I spent much of the summer walking and reading through two or three pages, a few cards at a time, and practicing layouts on myself and others.  Before this I felt more comfortable with a traditional Tarot deck as I felt I had a deeper understanding of the card meanings and the symbolism, but now that I've allowed the faeries deeper into my life, this is always my deck of choice.  The faeries advice is almost always spot on, firm but gentle, and quite frequently amusing. 



 I Shall Wear Midnight

I Shall Wear Midnight by Terry Pratchett

Last but not least.  In fact, if I had to pick a favorite book of the year, I'd have to go with this one out of loyalty and love.  I love the characters in the Tiffany Aching series with all my heart.  It takes place in Pratchett's entertaining Discworld universe that he populates in his adult novels, and there are a number of characters who make the leap back and forth, most notably the trio of Ramtop witches who are as wise as they are eccentric.  Other characters, including Tiffany herself, her little blue friends, and the locals that live in her beloved chalk country, are specific to this series.

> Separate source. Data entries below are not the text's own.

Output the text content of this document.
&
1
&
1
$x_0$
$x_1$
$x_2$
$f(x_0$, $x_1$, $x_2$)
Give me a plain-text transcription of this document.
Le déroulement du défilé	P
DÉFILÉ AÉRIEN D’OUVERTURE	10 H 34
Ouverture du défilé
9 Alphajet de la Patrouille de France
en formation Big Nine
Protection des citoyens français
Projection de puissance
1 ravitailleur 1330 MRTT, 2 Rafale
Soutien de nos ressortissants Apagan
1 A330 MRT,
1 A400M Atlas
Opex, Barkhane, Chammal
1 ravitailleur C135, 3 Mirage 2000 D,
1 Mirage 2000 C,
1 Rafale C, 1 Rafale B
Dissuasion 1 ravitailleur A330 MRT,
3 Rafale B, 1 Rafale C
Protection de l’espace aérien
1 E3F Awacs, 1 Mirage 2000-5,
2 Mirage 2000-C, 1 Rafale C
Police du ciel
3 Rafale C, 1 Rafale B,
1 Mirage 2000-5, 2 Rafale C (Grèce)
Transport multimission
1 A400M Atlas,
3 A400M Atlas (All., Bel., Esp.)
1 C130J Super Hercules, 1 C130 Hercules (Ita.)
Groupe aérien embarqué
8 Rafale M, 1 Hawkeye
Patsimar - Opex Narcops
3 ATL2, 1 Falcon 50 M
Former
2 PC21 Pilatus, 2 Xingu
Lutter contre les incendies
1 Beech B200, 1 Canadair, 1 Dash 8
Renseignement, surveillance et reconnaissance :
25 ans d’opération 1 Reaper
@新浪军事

It originally wrapped up as a YA trilogy, so I was ecstatic when I discovered in late 2009 that a fourth book was in the works.  My hardcover edition was still warm from printing when it arrived in the mail.  If you want to read this book, and you should, you need to start from the beginning.  The first book is The Wee Free Men.

A serendipitous side note, at the same time my book arrived, I also won and received a wonderful original watercolor from an English author, Danielle Barlow.  Here's a photo of it: Winter Chalk Hare.  As far as I or the artist knows, there isn't a chalk hare in real England, but amazingly enough, a chalk hare plays a pivotal role in I Shall Wear Midnight.  Coincidence?  Of course not! 

                                         ***************

And that's the end of the list.  Or it's not the end. Stay tuned.   I have ten more titles that are saved for special mention in an upcoming post.  In the meantime, what were your favorite books of 2010?  Let me know in a comment below or leave a link to your Top Reads blog post.  I'm always on the lookout for more books to add to my toppling stacks of wondrous words.

1 Comments:

Blogger Jan said...

What? Laume posted? Are you all right dear? Okay sorry, I had to give you a hard time.
I have read only 3 of the books on your list so I shall have to make note of the others. I really liked Niffenburgers other book, Time Travelers Wife, does that mean I would like this other one? I'm sure I will find out some day. Thanks for the post. Hope you are having a happy new year.